Here are the current American Urological Association guidelines for male urethral stricture. They were apparently published about a year ago.

A couple of sections from the executive summary are especially interesting for me:

4. Clinicians planning non-urgent intervention for a known stricture should determine the length and location of the urethral stricture. (Expert Opinion)


15. Surgeons should offer urethroplasty to patients with penile urethral strictures, given the expected high recurrence rates with endoscopic treatments. (Moderate Recommendation; Evidence Strength Grade C)

It seems like the expert opinion is now much firmer that there’s no point even attempting urethrotomy on penile urethral strictures and also that it’s important to determine the length and location before deciding on any surgery.

Of course pretty much everything in those guidelines is “expert opinion” (the panel agrees but there’s no evidence either way) or a recommendation without particularly good evidence.

If I hadn’t trusted the doctors back at the start of this whole ordeal, back in 2014, and done some research I might have found the earlier studies and articles that these guidelines have come from. In that case I’d have insisted that they determine the length of the stricture before surgery but instead I assumed they knew what they were doing and let them do that first urethrotomy.

So a surgeon with no idea of what he was dealing with hacked away at my urethra and either worsened an existing long stricture that should never have been treated with urethrotomy or turned a short and relatively easily treatable stricture into a mass of fibrosis. There’s now no way of knowing what the situation was before the urethrotomy and local urologists are very shifty when discussing it.

Added page with articles and studies

I’ve added a page with some references to articles and studies about urethral strictures and their treatment that I found useful while I was dealing with doctors who weren’t very familiar with the subject.

Knowing when they don’t know what they’re talking about is very useful. It also gave me some reassurance that I was making the right decisions about my treatment.

The return of the stricture

Before the infection I’d had a couple of days of enjoying peeing normally, with a really strong flow. After the infection I assumed that the flow was being restricted by my swollen prostate. Once my prostate was back to normal it was obvious that the stricture had recurred within a month of the urethrotomy.

Reading the research on urethral strictures it seems that urethrotomy is often unsuccessful with strictures of the penile urethra, especially if they’re quite long. In some places they’re recommending doing urethrography to check the size and location before performing urethrotomy and in some cases going directly to urethroplasty instead.

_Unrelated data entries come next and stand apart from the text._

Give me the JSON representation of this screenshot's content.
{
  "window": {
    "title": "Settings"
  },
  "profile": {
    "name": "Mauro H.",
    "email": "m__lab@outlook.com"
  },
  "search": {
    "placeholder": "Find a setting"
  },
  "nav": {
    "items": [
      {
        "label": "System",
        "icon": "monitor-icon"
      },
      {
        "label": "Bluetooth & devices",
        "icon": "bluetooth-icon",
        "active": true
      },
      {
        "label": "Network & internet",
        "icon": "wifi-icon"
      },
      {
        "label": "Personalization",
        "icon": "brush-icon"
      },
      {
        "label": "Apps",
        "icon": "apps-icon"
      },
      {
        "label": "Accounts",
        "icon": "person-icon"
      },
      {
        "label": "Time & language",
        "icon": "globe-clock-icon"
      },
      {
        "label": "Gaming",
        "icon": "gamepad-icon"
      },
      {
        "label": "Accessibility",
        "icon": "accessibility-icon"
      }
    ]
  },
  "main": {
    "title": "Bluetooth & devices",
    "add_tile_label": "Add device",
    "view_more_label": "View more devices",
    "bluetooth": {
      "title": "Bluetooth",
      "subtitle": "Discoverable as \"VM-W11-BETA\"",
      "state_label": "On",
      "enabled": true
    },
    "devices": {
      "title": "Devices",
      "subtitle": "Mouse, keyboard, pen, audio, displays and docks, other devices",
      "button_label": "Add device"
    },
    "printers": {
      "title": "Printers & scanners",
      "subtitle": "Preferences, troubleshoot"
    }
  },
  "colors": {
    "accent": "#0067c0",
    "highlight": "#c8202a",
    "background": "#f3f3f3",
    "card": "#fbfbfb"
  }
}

At my next visit to urology, three months after the urethrotomy, the doctor was determined that the standard treatment was to repeat the urethrotomy. Fortunately I’d prepared and was able to insist that all current research indicated that the first one had been pretty much doomed to failure and any successive urethrotomy had almost no chance of success (due to the location and speed of recurrence). After trying to scare me with warnings of the dangers of urethroplasty he finally gave in and agreed to refer me to a more senior urologist.